Connected Speech – Junctures

Try saying the sentence ‘I scream, you scream, we all scream for ice-cream.’ Although the phonemes involved in the underlined words are the same, subtle differences help us tell the action of ‘screaming‘ from the dessert ‘ice cream‘. The same subtle differences in the use of phonemes are also found in the underlined words in the following two sentences:
The clock keeps ticking. / k iː p s t ɪ k ɪ ŋ /
The kids keep sticking things on the wall. / k iː p s t ɪ k ɪ ŋ /
The differences in the pronunciation of the underlined words, despite the fact that the phonemes are the same, are differences of juncture. A deeper analysis of such examples would show differences in the length of vowel sounds, variations in degrees of syllable stress, differently timed articulation of the consonant sounds and allophonic variations too. So, while the phonemes may be the same, listeners have no difficulty (most of the time) in telling where the join is, and context clearly plays a role here. Other
examples showing the same phenomenon are:

That’s my train. / m aɪ t r eɪ n /
It might rain. / m aɪ t r eɪ n /
The great apes / g r eɪ t eɪ p s /
The grey tapes /g r eɪ t eɪ p s /

In the pair:
Can I have some more ice? / m ɔː r aɪ s /
Can I have some more rice? / m ɔː r aɪ s /
The linking / r / could lead to confusion over juncture, but again context and subtle differences in articulation help us to judge which one we have heard.

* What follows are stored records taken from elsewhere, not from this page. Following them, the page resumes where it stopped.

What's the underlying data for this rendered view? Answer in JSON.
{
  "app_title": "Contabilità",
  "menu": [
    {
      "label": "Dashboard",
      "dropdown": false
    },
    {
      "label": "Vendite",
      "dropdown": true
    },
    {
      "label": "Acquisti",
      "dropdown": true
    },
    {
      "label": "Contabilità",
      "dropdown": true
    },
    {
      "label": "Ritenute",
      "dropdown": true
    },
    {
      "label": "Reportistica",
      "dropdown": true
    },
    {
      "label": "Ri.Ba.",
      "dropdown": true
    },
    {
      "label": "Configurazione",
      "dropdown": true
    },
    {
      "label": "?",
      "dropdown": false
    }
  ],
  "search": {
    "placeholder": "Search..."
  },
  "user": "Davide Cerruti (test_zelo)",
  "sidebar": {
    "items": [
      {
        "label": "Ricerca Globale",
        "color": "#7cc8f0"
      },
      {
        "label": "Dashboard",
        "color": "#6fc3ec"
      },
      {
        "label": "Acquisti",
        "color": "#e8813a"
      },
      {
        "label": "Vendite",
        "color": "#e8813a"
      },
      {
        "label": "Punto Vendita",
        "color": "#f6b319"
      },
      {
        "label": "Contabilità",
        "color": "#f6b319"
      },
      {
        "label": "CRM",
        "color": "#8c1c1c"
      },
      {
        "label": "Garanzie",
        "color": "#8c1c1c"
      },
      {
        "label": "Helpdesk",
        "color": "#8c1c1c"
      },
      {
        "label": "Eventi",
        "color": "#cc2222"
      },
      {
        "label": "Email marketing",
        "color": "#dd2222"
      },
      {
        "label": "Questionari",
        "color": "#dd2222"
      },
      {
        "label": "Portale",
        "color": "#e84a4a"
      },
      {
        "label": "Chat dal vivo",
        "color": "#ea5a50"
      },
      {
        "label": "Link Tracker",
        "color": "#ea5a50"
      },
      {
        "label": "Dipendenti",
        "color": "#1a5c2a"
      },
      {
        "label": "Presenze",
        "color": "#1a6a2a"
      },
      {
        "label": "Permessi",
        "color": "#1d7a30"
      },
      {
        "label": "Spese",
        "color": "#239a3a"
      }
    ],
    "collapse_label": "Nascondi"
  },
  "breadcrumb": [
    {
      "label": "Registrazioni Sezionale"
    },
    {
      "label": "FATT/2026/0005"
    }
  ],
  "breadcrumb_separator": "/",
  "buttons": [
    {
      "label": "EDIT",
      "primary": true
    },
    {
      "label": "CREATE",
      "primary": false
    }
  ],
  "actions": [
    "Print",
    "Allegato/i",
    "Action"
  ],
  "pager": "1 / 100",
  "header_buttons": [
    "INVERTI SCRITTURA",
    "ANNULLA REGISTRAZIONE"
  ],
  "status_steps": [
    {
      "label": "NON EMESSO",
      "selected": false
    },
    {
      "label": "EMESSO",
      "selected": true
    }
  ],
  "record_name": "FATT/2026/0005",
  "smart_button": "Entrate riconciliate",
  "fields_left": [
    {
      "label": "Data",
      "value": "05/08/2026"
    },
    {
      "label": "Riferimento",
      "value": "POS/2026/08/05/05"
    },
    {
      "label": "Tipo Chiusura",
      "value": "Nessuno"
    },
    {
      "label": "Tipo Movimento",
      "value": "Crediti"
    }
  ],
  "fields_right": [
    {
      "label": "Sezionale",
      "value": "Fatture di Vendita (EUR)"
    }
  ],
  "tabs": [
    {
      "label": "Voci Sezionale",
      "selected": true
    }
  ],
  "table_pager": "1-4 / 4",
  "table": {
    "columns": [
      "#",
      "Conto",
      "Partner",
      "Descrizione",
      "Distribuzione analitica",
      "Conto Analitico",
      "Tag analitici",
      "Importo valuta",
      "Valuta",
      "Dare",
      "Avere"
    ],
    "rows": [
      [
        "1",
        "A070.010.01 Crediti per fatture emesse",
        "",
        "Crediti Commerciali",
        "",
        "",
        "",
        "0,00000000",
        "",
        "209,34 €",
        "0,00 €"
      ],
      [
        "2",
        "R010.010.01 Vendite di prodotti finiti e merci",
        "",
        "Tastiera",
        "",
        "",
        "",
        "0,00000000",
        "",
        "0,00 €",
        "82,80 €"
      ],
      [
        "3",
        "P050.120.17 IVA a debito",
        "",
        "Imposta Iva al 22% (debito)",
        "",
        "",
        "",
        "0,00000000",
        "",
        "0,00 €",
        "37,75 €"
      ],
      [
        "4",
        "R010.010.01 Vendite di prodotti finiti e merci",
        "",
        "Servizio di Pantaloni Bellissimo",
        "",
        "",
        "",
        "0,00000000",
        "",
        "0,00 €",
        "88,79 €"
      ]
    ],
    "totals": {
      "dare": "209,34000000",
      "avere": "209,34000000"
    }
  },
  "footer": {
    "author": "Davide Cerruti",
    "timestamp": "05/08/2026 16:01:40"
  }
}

Consonants often seem to be attracted across word boundaries:

You’ll need an egg, an olive and an anchovy. ( … a negg, a nolive and a nanchovy)
Put it on. (pu ti ton)

The negg, nolive and nanchovy are obviously non-words, but occasionally the coincidence of sounds can lead to examples where listeners may hear an unintended word:
It’s no joke. {snow)
It’s tough. {stuff)
A famous example concerns a misheard lyric from the Jimi Hendrix song ‘Purple Haze’, where the line ‘Scuse me, while I kiss the sky was heard as ‘Scuse me, while I kiss this guy‘. Assimilation also plays a role here, in the assimilation of the / k / in sky to a / g /.